08/03/2014

Preciso de desabafar

Arranjei trabalho, sim pois. Numa base temporária, dizem eles, mas a mim cheira-me que fui para ficar, só que contrariada. Se gostasse daquilo, a esta hora estava a lamentar o facto de ser por um mês. Ainda só estamos a 8 e eu só almijo (repetez avec moi: "ALMIJO") pelo dia 31. Março devia ter 28 dias. O local é agradável, limpo, arejado, confortável, luminoso. Chego lá em 15 minutos, embora isso signifique que regressei às minhas lides de metro, que odeio. Em escassos cinco dias de trabalho, até à frente de uma sem-abrigo já vim sentada. Ah, e defeco para quem esteja a pensar que eu sou cruel e desumana com a miséria dos outros. É que não, mas o cheiro a urina e lixo entra-me pelas fossas do lindíssimo acima e isso significa uma apneia que eu não quero nem tenho nada que fazer. Também me odeio quando sou esta titi limpinha e cheirosa e me vejo obrigada a conviver com estas "realidades". As pessoas do novo trabalho são todas simpáticas, menos uma. Mas eu já passei por isto e simpáticas são todas até ao dia em que lhes salta a mola da descompensação, e aí entorna-se o caldinho verde. Fui apresentada a toda a gente no primeiro dia, ou seja, a vinte pessoas, das quais não retive um único nome. A senhora que trata do economato tem um TOC com borrachas, lápis, agrafadores and so on, de maneira que me entregou uma série de merdas com as lágrimas nos olhos. Estive tentada a perguntar-lhe se preferia que levasse de casa. Até os clips contou. Deu-me um molhinho para a mão e teve um ataque de ansiedade quando eu a fechei e ela deixou de os ver. Depois constatou que eu já tinha um fura-papeis e os mesmos olhos gritavam-me "Devolve-me o fura, se não precisas dele!", enquanto os meus gritavam "Vai-te tratar, maluca!". Também temos uma anorética, que deve ter quase o meu tamanho e pesa 40 Kg. E vive obcecada em engordar. E a chefona máxima, que é daquele género que sorri com os olhos em linha, estende a patita para cumprimentar outras mulheres, principalmente aquelas que, como eu, não lhe foram prestar vassalagem logo no primeiro dia e, portanto, decidiu, eventualmente, odiar-me. É recíproco, amor. A outra antipática é uma espécie de chefe, ou pior do que isso. Aquelas autoridades intermédias ao estilo encarregada das limpezas, que já foi mulher de limpezas e agora manda e abusa. Como o capataz dos escravos que, não sendo o dono deles, é mais cruel e mais vingativo do que se fosse. A figura em causa nunca sorri. Jamais. E ontem disse a seguinte frase:

- Nós temos um cliente que é o caralho [Linda Porca sentada na cadeira a pensar que ia entrar um avião pela janela e, portanto, já que era o fim do mundo, a senhora tinha perdido o tino]. A primeira vez que falei com o homem ao telefone e ele me disse que se chamava Caralho, eu nem queria acreditar. Afinal era Carago, mas eu levei muito tempo a perceber que não era Caralho. E também temos outro com um nome esquisito, mas eu não me lembro qual é [Linda Porca catatónica, ainda a conseguir raciocinar a seguinte pérola: "Será Cona?"]. Mas é assim esquisito como o caralho. Não me lembro do nome [Deus é grande].
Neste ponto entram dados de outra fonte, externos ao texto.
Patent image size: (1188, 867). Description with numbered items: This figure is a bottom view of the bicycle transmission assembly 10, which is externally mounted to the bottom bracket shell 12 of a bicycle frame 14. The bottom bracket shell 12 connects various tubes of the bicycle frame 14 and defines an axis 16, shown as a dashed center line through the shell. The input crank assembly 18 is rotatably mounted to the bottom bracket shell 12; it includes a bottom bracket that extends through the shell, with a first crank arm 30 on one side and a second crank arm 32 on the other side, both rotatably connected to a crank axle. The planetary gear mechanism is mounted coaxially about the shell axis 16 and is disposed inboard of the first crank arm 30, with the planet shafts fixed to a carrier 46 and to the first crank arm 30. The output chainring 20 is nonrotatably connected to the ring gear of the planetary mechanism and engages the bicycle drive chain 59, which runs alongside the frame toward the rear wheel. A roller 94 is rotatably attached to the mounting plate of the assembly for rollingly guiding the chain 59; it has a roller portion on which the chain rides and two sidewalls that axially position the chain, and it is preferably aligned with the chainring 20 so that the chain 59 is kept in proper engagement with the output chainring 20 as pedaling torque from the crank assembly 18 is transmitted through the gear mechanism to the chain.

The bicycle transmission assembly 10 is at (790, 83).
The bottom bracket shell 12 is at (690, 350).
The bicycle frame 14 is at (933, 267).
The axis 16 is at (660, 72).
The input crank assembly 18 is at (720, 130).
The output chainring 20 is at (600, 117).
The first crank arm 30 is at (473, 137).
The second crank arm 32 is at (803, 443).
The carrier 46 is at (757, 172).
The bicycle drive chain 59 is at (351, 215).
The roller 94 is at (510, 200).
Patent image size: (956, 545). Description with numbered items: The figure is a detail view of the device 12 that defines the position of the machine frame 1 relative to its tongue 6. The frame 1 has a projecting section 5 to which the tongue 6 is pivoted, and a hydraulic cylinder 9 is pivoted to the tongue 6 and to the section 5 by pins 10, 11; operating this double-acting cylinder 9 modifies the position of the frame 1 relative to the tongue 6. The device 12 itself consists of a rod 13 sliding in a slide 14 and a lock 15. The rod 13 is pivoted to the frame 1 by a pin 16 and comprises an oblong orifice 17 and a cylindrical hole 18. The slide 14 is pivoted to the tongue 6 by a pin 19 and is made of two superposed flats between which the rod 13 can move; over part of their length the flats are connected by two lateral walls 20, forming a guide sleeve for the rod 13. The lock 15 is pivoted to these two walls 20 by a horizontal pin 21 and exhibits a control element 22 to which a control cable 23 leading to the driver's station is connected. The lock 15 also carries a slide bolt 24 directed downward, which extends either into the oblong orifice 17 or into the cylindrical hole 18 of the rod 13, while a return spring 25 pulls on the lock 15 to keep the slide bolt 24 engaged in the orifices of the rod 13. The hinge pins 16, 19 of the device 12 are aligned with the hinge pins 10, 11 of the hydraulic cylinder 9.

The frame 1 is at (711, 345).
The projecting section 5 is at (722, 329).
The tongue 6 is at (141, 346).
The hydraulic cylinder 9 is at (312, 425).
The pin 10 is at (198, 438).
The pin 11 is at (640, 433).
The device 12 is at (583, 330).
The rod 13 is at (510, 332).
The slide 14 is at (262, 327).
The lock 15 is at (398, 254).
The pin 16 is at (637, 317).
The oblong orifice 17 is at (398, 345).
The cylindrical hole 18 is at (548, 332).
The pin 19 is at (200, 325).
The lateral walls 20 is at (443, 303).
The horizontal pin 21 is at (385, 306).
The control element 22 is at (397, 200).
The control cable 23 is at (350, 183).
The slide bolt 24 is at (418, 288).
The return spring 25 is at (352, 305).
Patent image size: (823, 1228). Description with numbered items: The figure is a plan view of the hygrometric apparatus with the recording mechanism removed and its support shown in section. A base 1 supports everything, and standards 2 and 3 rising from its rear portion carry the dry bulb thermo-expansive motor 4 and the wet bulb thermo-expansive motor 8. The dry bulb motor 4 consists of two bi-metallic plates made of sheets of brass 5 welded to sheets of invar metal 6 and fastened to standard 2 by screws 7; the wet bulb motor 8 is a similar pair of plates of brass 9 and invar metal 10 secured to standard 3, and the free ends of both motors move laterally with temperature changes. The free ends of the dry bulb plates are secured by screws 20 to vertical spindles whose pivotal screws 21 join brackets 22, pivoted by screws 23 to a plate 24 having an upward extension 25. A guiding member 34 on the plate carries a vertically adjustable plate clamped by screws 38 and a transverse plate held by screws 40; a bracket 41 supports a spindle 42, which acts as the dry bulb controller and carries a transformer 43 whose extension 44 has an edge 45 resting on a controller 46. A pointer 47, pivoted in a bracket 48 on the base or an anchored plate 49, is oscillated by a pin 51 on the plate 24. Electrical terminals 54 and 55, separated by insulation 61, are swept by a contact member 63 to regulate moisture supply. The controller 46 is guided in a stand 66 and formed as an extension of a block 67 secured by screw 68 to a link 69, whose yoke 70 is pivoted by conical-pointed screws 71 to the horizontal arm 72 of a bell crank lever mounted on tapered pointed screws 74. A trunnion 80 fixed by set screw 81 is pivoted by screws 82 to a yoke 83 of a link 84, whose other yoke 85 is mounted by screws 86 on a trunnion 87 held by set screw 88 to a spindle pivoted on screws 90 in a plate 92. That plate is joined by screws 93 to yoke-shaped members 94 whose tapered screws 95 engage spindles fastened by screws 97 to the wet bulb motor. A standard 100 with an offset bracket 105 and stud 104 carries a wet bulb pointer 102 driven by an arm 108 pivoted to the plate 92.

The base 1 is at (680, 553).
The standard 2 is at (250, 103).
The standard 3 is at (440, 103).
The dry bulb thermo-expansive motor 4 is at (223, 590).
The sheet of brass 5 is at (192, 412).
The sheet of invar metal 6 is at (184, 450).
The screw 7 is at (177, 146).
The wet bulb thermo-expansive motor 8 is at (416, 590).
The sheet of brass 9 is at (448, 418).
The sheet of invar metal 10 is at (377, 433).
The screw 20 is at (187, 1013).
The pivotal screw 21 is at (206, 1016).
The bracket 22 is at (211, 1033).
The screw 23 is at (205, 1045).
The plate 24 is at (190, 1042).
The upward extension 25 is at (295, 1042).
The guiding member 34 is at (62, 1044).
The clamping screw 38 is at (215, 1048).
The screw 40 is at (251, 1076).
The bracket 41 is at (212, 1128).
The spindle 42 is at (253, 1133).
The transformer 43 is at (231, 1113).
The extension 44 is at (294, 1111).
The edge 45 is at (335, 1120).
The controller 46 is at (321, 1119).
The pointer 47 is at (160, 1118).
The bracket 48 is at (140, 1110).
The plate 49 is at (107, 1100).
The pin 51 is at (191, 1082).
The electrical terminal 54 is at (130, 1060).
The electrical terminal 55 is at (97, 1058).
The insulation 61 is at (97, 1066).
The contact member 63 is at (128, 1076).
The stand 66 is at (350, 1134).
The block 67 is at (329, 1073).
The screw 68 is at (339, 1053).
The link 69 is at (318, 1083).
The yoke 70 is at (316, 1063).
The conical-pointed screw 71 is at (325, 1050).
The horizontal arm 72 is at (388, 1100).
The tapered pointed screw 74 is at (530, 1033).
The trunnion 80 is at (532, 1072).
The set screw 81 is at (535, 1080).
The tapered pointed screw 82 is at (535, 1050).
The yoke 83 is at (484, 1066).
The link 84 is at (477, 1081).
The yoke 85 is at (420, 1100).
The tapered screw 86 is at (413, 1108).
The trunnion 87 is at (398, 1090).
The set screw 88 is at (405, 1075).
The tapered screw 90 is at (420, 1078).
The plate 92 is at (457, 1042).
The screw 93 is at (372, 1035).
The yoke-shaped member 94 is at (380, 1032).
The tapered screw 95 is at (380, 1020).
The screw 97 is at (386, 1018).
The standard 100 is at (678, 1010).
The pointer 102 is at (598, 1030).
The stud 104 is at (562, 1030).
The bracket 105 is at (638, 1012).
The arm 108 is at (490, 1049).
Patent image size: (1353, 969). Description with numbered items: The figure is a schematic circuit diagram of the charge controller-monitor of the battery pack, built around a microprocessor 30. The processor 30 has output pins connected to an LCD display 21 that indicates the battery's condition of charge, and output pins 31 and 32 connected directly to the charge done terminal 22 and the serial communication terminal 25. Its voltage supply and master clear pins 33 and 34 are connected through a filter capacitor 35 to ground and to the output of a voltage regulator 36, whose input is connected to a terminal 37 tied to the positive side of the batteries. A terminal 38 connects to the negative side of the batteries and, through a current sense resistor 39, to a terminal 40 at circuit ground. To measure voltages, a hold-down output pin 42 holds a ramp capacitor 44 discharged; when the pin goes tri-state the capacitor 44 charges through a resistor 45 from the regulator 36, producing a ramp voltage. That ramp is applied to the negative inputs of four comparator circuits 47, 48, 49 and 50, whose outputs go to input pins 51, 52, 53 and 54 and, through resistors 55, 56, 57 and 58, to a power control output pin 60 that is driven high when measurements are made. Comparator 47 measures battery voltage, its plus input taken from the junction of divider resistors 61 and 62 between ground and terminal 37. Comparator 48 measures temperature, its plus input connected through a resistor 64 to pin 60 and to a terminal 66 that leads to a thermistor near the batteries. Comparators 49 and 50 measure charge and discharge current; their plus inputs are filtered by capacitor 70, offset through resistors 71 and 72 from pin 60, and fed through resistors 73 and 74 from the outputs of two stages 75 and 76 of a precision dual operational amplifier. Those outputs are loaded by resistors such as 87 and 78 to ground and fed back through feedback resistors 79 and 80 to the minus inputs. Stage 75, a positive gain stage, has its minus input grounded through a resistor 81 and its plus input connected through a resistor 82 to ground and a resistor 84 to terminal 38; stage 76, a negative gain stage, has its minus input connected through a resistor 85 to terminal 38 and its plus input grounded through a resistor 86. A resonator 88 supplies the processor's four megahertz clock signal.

Pronto, isto tudo sem um sorriso, uma gargalhada, um mover de sobrancelhas. Que situação do genital masculino. 

Ao quarto dia, decidi que não punha lá mais nada. Nem os pés nem o resto deste todo tão bem acabado. Cheguei a casa, liguei o skype e falei com o melhor, o maior e o mais querido de todos os meus amigos, que está quase a 6000 Km de casa e de mim. Disse-lhe o quão odiava aquele sítio, o método de trabalho (com zero margem criativa, com pressão de prazos espartanos, com as caras da outra do senhor Caralho, com a falta das gargalhadas, com uma eu-não-eu, que nem me reconheço ao espelho da casa-de-banho [por falar nisso, tirei uma fotografia à sanita, para memória futura], sem uma pausa, uma lufada de ar fresco. Uma paisagem tão bonita, mas que só dá vontade de uma pessoa saltar do 17º andar e voar dali para fora. E ele disse-me qualquer coisa que me tocou tão fundo, tão longe que está da família, tantos meses que ainda faltam para se/nos voltarem/voltarmos a ver e que eu posso sair, bater a porta à hora do fim do expediente e ir para casa. 

E é isto. Não mereço sequer pensar em lamentar-me, mas estou numa situação do genital masculino.